Example 2: Telecommunication providers - ranking of brands

This example presents comparison of checking versus ranking. It comes from two research projects carried out in 2018 and 2019. The grid featured the same 17 statements and 3 telecommunication providers. Data from 604 and 870 interviews, resp., were analyzed.


The question of the 2018 study was designed as a plain check-box grid consisting of 3 columns of provider names. Respondents (N = 604) should select 4 of the 17 statements that best describe each provider.

In the 2019 study, ranking was used. The grid had 3 columns of the 3 provider names completed with 2 exclusive options, i.e. "None of them" and "Don't know / no answer". Respondents (N = 870) had to select and rank up to 3 brands for each of the statements, or to select one of the exclusive options. The first example in the demo questionnaire has a similarly constructed grid except its size.


Weights of provider-feature combinations from 2018 study are simple percentages that make total of 100%.

Part-worths of ranked brand-feature combinations from 2019 study were estimated with the program CBC/HB 5.5.6 (Sawtoothsoftware, Inc.). Features assigned as unknown were eliminated from the estimation. As the set of providers was complete both the explicit "None of them" and implicit "None next" for unchecked options were unified in a common threshold for each respondent and used in two-sided soft constraints. Computed odds were rescaled so that their sum would be 100% in order to compare results from the studies.


Providers were nearly indistinguishable one from another based on weights of the features obtained in 2018 study without ranking as can be seen in the upper picture below. This lead to the decision to use a variant of a check-box grid with ranking in the next year wave. The results are in the lower picture below.

No ranking (2018 study, N = 604)
Ranked brands (2019 study, N = 870)

Comparison of brand profiles obtained from a check-box grid question without (2018) and with ranking (2019)

Ranking clearly solved the problem of low resolution. As is usual in DCM experiments, differences are more pronounced in features respondents are more interested in or are better known to them. 


Ranking substantially increases discrimination power compared to the analogous methods without ranking.

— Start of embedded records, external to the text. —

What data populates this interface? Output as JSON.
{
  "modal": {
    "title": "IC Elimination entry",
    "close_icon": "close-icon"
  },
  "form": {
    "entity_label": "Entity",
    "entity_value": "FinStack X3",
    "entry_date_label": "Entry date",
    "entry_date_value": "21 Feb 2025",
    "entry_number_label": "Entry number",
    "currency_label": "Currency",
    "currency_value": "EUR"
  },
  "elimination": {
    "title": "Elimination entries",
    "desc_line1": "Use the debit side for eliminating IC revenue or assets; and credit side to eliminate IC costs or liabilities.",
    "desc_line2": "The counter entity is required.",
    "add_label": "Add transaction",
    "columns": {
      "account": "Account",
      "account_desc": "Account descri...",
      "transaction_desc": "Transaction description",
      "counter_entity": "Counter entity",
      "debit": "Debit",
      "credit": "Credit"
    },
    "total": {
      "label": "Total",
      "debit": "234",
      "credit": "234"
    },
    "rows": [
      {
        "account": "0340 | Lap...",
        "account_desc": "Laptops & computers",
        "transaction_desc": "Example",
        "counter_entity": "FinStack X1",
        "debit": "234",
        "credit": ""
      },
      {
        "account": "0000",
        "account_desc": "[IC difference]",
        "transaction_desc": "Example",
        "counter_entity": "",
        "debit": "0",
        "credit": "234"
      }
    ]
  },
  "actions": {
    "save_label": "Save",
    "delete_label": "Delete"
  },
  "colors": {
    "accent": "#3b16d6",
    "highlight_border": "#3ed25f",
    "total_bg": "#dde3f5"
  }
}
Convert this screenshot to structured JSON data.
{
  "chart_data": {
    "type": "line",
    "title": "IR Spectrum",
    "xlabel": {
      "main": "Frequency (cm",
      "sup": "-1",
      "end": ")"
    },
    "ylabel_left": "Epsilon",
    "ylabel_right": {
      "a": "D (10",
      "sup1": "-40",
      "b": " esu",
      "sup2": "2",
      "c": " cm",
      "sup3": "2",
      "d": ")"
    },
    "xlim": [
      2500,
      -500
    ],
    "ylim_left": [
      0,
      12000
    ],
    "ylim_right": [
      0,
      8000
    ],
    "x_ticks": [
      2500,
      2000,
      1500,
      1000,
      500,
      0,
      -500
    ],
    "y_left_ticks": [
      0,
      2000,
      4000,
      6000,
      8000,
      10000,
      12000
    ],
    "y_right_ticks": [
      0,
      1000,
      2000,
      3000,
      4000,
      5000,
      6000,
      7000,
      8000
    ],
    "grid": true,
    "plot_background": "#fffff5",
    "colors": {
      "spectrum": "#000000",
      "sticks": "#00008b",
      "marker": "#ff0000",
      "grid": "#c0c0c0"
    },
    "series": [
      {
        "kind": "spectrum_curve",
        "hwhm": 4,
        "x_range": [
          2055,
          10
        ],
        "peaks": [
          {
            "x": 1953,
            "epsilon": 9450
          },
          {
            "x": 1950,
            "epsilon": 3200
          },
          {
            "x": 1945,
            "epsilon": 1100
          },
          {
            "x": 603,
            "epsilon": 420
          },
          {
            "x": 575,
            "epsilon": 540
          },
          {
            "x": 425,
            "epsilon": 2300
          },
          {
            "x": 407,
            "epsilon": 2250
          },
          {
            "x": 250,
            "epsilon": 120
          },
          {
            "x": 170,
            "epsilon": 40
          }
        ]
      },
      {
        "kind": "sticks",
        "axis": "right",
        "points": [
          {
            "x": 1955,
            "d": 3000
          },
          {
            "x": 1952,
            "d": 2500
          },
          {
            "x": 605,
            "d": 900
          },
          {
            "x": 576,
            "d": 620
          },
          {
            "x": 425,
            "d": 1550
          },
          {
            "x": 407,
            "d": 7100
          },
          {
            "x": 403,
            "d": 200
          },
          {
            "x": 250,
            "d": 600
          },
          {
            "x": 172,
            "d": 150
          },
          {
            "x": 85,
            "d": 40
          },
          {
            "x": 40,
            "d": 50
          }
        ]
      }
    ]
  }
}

However, researcher must be aware of interviewing time increased by about 50%. While processing standard grid data (without ranking) can often do with a simple averaging of frequencies, processing of ranks requires more demanding numerical methods.

The RGA - Ranked Grid Analysis method can be recommended when standard check-box grid (without ranking) does not provide satisfactory discrimination. Since its introduction, RGA has been successfully used in several market research projects and seems to become a common research tool.

Ranking in the dimension of features

When a number of checks is forced to be constant, ranking gives an overall picture similar to that from a simple check-box grid, but with strongly enhanced discrimination. Relaxing number of required number of checks and, possibly, adding a threshold choice, the results become more informative. Ranking in the dimension of features might be useful namely when features are closely related to each other.

Ranking in the dimension of brands

In most cases, brands tested in a grid are selected by respondents from a pool of brands. Since analysis of rankings is made by probability maximization using Bayesian principle, the respondents who did not answer a brand are assigned preference values corresponding to those respondents who answered the brand, and, at the same time, the "borrowed" values are corrected by the sample covariance matrix. Therefore, the assigned values are the best estimates given the way of the selection from a brand pool. If the selection is conditional to brand usage, the results will reflect views of brand users. If the selection is based on brand knowledge, the results will reflect perceptions of the brands claimed as known by respondents. 


  1. Chapman, R.G., and Staelin, R. (1982). Exploiting Rank Ordered Choice Set Data Within the Stochastic Utility Model. J. of Marketing research, 19, 288-301
  2. Street, D.J., Burgess, L. and Louviere, J.J. (2005). Quick and easy choice sets: Constructing optimal and nearly optimal stated choice experiments. Intern. J. of Research in Marketing, 22, 459–470 (2005).